VMware has just announced that it intends to acquire the SD-WAN company VeloCloud in an attempt to expand the capabilities of its networking business unit. No one can deny that VMware NSX is a very capable networking product, but it does have gaps and is incomplete. In reality, it can only create software-defined network islands surrounded by legacy physical oceans. This has always been a yawning gap in the product; it can only network virtual devices. That said, in VMware’s world, there is no such thing as a physical server. However, on planet Earth, there are still many physical devices attached to corporate networks.
On paper, this seems like a sensible acquisition. VMware is not in the SD-WAN space, and VeloCloud has over a thousand customers. Among them are some of the giants of the telco world, including Sprint Corporation, AT&T, and Deutsche Telekom. The acquisition does expand VMware capability and moves it out from the traditional data-center space, allowing it to control the flow of traffic between sites.
It will also elevate its story, allowing it to compete better against the usual suspects of Cisco and a newly invigorated Extreme Networks.
The real question is why VeloCloud and not another of the SD-WAN companies out there. The cynic in me says it came down to price. VMware is not known for paying over the odds for a product (Nicira an obvious exception).
VeloCloud’s product is actually quite a decent SD-WAN. It is composed of three core components, these being:
- A network of service gateways deployed at cloud data centers around the world to provide redundancy, scalability, and on-demand agility
- Enterprise-class appliances that facilitate connectivity to private, public, and hybrid traffic flows coupled with the ability to host NFV services
- And finally, an orchestrator that provides a centralized and automated config, provision, and monitoring solution across the whole network, from branch to cloud and data center.
What is more important is the ready-made customer base of over one thousand. Remember, these are not insignificant customers, but include major telcos and enterprises.
A more important question to ask is why VMware is acquiring the company. Is there synergy? According to VMware EVP Shekar Ayyar, who has responsibility for strategy and corporate development and is also the GM of the Telco NFV group. There, too, as outlined previously, VMware has three key tenets that are taken into consideration when making an acquisition decision. These are platform acquisitions, industry acceleration acquisitions, and finally, technology tuck-in, but what do these actually mean? And how does this relate to the VeloCloud purchase?
Well, on paper, it actually ticks all three boxes. Platform Acquisition—“check”: a VeloCloud purchase moves VMware into a new market, that of wide area networking, and strengthens its position with telcos and global corporations. Industry acceleration acquisition—“check”: the acquisition of VeloCloud gives VMware a ready answer to any WAN-based questions that have previously been difficult to answer, trying to force a round-peg NSX into a square-shaped WAN hole. To be fair to VMware, it would have needed to partner with a company like VeloCloud to correctly fill that gap. And finally, a technology tuck-in “check”: there is no doubt that NSX is a capable product; however, there are significant gaps in capability and weaknesses in its arsenal that its major competitor Cisco could easily answer with its SD-WAN acquisitions Meraki and Viptela and its IWAN product. Any company that moves beyond a single site—and in today’s multicloud world, this is almost every company that has a WAN. Some people call that a internet connection, but it is still outside your direct control. Solutions like MPLS and dark fibre connections are costly and time consuming to acquire and deploy. SD-WAN can simplify these connections with a policy driven and automated orchestration layer (northbound RESTful APIs) to provide flexibility and agility.

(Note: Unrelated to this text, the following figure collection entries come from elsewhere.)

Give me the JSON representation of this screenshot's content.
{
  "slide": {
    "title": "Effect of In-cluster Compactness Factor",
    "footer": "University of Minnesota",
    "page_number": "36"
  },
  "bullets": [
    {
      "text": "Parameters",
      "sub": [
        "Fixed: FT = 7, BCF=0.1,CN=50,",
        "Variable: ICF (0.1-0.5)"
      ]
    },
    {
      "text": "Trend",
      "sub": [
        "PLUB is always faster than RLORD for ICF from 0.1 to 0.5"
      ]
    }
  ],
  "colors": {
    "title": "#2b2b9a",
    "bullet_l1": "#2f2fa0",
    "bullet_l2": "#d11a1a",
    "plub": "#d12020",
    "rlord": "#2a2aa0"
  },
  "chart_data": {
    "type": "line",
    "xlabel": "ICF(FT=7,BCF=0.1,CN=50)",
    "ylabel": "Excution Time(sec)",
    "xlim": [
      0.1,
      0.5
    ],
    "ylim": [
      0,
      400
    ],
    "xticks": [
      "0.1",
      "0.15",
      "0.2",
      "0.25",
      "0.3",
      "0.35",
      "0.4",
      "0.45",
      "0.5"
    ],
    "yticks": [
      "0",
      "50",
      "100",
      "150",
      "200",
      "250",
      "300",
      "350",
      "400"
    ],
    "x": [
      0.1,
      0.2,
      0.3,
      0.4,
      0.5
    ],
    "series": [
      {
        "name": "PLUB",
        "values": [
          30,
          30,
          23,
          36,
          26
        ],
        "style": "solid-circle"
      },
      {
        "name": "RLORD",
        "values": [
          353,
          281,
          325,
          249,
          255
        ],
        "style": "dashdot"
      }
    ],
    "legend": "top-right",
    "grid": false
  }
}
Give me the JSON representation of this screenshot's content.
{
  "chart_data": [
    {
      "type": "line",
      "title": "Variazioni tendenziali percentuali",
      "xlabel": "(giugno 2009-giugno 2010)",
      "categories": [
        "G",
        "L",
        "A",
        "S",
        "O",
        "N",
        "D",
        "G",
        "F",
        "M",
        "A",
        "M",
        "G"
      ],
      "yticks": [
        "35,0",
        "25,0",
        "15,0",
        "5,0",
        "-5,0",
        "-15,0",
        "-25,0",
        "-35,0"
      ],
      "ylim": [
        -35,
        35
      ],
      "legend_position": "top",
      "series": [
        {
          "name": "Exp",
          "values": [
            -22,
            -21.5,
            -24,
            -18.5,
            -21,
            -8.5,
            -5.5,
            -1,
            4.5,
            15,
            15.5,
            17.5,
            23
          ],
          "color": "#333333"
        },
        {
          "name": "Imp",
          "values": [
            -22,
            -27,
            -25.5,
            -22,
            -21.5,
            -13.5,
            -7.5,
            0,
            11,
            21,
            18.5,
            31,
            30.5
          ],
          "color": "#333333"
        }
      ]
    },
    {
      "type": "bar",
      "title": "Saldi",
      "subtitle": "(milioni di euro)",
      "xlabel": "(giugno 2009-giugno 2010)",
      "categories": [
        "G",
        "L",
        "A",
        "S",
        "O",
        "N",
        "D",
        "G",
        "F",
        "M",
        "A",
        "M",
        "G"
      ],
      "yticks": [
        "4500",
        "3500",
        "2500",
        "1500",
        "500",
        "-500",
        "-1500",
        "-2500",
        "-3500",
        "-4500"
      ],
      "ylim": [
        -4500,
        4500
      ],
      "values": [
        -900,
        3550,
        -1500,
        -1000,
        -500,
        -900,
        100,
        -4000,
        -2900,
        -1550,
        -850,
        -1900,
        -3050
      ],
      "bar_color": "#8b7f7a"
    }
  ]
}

Of course SD-WAN, like SDN, is not for everybody. Then again, neither was virtualization in the beginning. Only those large enterprise companies could really gain any savings, right? And there lies the rub and the problem that companies like VMware and the other software-defined companies have to answer. With the introduction of ESX technologies, there was a visible savings. I was not running several server workloads on a single physical server. There were genuine verifiable savings that everybody could see. SDN savings are much more nebulous. I mean, I still need the same number of ports to physically connect my hosts and other assets, too. Concepts like separate control layer and network function virtualization are confusing to many, but there is no doubt that the march of software-defined networking is gathering speed
But this is missing the point of true SDN. Yes, I do need those physical connections, but they can now be simple devices. The magic is now provided by software (yes, it was always provided by software, but that software was decentralized in individual switches, routers, firewalls, IDS/IPS devices, etc. Each moving piece had to be individually managed. It was like a many-headed monster, requiring constant love and attention to do its job. At any time, any single head could throw a tantrum and bring down the network. To add insult to injury, none of the individual heads really spoke the same language. and they. only just tolerated each other. SDN is more like a multicelled organism with a central nervous system controlled by a single brain. I just hope that the integration of VeloCloud into the NSX portfolio does not give it a split personality.